Chattooga River: Wild and Scenic Rafting River Splendor


“The Chattooga River in Georgia is a wild and scenic river classified by the government. This river is very beautiful with the surrounding mountains around it, and it’s one of the best white water rafting trips in the southeast…”
White water rafting is an incredibly fun activity for anyone, and if you haven’t yet been able to try it out, I urge you to give it a try… There many great rivers in the southeast United States and many of them are good for beginners or first timers such as the Nantahala or Pigeon Rivers. Then there are other rivers with a bit more kick to them, such as the New River and Gauley River in West Virginia, and you may want a bit of experience first before tackling them. Other rivers may suit you just right, and the Chattooga River of Georgia is a fantastic trip for all…

The Chattooga River is classified as a wild and scenic river by the government, and it’s pretty remote with some very high mountains around it. You will be carrying your raft at least a quarter of a mile in order to get to the river where you will put in, and then be in a very rugged environment for most of the day, so self-sufficiency is the key here. The guide company that you choose will prepare for most needs that may arise, but possibly not all. You will usually stop by the side of the river at some point during your trip and have a picnic lunch, which is actually very nice. It’s a great break from the rapids of the river.

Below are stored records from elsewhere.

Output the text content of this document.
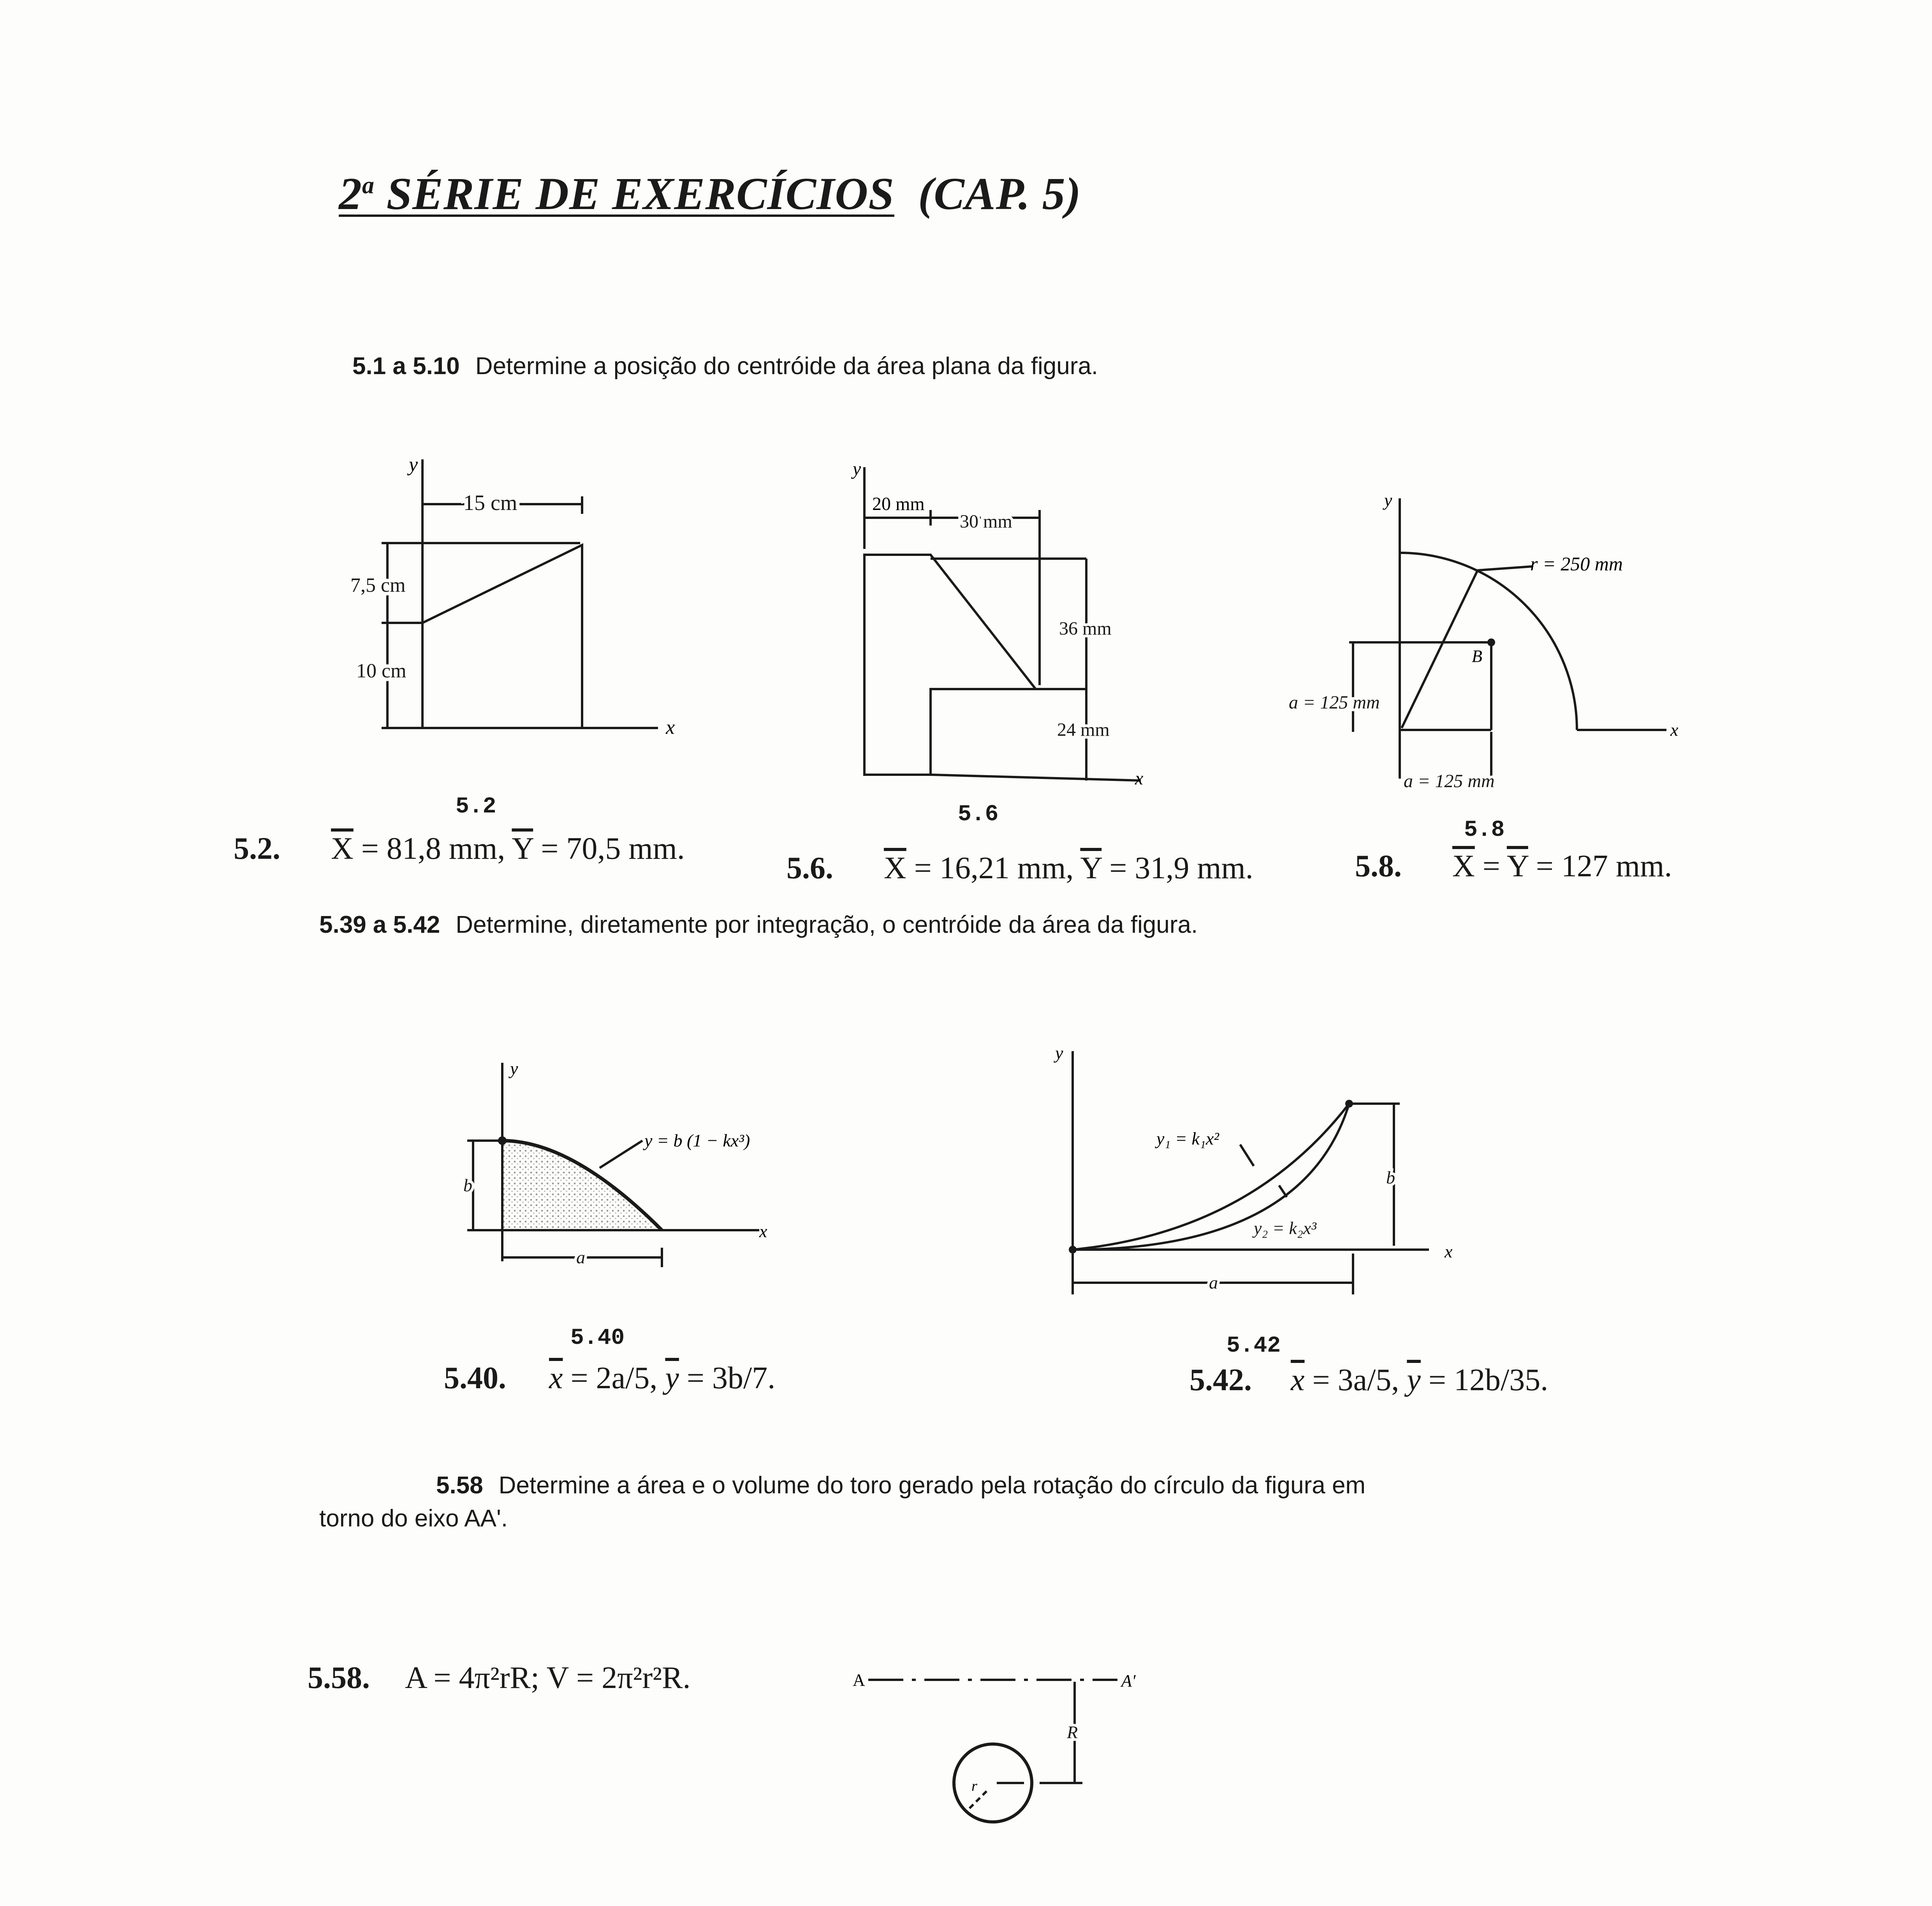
2$^a$ SÉRIE DE EXERCÍCIOS (CAP. 5)
5.1 a 5.10 Determine a posição do centróide da área plana da figura.
y
x
15 cm
7,5 cm
10 cm
5.2
y
x
20 mm
30 mm
36 mm
24 mm
5.6
y
x
r = 250 mm
B
a = 125 mm
a = 125 mm
5.8
5.2. $\overline{X} = 81,8$ mm, $\overline{Y} = 70,5$ mm.
5.6. $\overline{X} = 16,21$ mm, $\overline{Y} = 31,9$ mm.	5.8. $\overline{X} = \overline{Y} = 127$ mm.
5.39 a 5.42 Determine, diretamente por integração, o centróide da área da figura.
y
x
y = b (1 − kx³)
b
a
5.40
y
x
y₁ = k₁x²
y₂ = k₂x³
b
a
5.42
5.40. $\overline{x} = 2a/5$, $\overline{y} = 3b/7$.	5.42. $\overline{x} = 3a/5$, $\overline{y} = 12b/35$.
5.58 Determine a área e o volume do toro gerado pela rotação do círculo da figura em
torno do eixo AA'.
5.58. A = 4π²rR; V = 2π²r²R.	A	A'
R
r
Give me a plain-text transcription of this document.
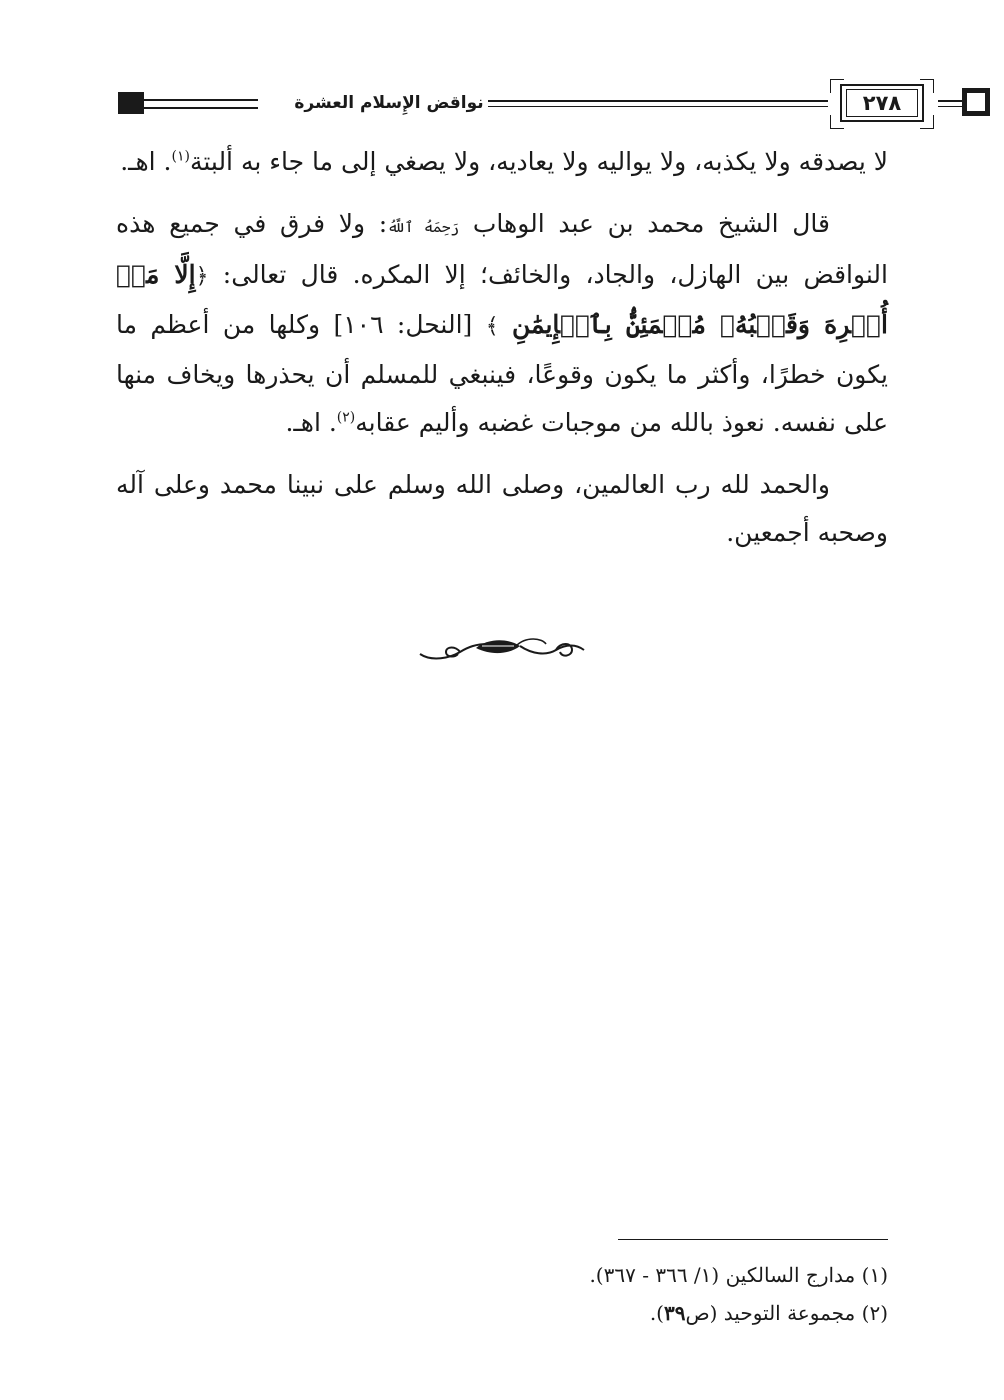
نواقض الإِسلام العشرة	٢٧٨

لا يصدقه ولا يكذبه، ولا يواليه ولا يعاديه، ولا يصغي إلى ما جاء به ألبتة$^{(١)}$. اهـ.

قال الشيخ محمد بن عبد الوهاب رَحِمَهُ ٱللَّهُ: ولا فرق في جميع هذه النواقض بين الهازل، والجاد، والخائف؛ إلا المكره. قال تعالى: ﴿إِلَّا مَنۡ أُكۡرِهَ وَقَلۡبُهُۥ مُطۡمَئِنُّۢ بِٱلۡإِيمَٰنِ ﴾ [النحل: ١٠٦] وكلها من أعظم ما يكون خطرًا، وأكثر ما يكون وقوعًا، فينبغي للمسلم أن يحذرها ويخاف منها على نفسه. نعوذ بالله من موجبات غضبه وأليم عقابه$^{(٢)}$. اهـ.

والحمد لله رب العالمين، وصلى الله وسلم على نبينا محمد وعلى آله وصحبه أجمعين.

(١) مدارج السالكين (١/ ٣٦٦ - ٣٦٧).

(٢) مجموعة التوحيد (ص٣٩).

This is not a dam controlled river like the Ocoee River of Tennessee is, so that means the water level is dependent on rainfall in the last few days. Usually in the summertime, the levels are fairly low, and the depth in many places is not more than a few feet. However, due to the very fast moving water it is still pretty dangerous, and you do not want to stand up in any white water river with rapids because you may get your feet tangled under a rock and then the current will try and move you downstream and keeping you pinned. There is no “turning off the water” to save you in this spot, so you have to take precautions.

That being said, you will rarely find such a beautiful and scenic location, and one of the best parts of the trip is in between rapids just looking up at the surrounding mountainscape above you and soaking it all in… If anybody remembers, they did make a movie about this area on a rafting trip back in the 1960’s or ‘70’s called “Deliverance”? Well not to worry, pigs are little hard to find in those parts now I hear tell… The area is still very remote and “hillbillyish”, but you should make it through to the end of the river, but then again if you hear banjo music keep a sharp lookout!

There are many fantastic rapids in this river, but most of them on Section III are level 3’s and 4’s. There is one rapid that is classed a level V at the very end of Section III, called Bull Sluice and it can be a doozy! The last trip I was on there we got stuck on a rock just at the top of a big drop-off, and the guy next to me fell out headfirst into the water below, and then our raft shook loose and fell on top of him! Talk about having a bad day! But then again, that same guy fell out 3 times that whole trip, so maybe he was just looking for a little adventure in his life!


Section III is not that bad, but Section IV can be much rougher! Don’t do this trip first, try and get some experience beforehand… There are many big boulders on this section, and that makes it much more dangerous if you collide with one or get sucked under. Remember, the current is relentless, and won’t stop for a rafter that fell out of the boat. Rescues are much harder here, but it is still an incredible trip for the daring!

The Southeast is full of great white water rafting rivers, from the Ocoee River in Tennessee to the Gauley River of West Virginia, to the Chattooga River of Georgia! Try them all if you like, but definitely bring a camera along for the Chattooga trip, but make sure it’s waterproof! And another thing, try to have some fun!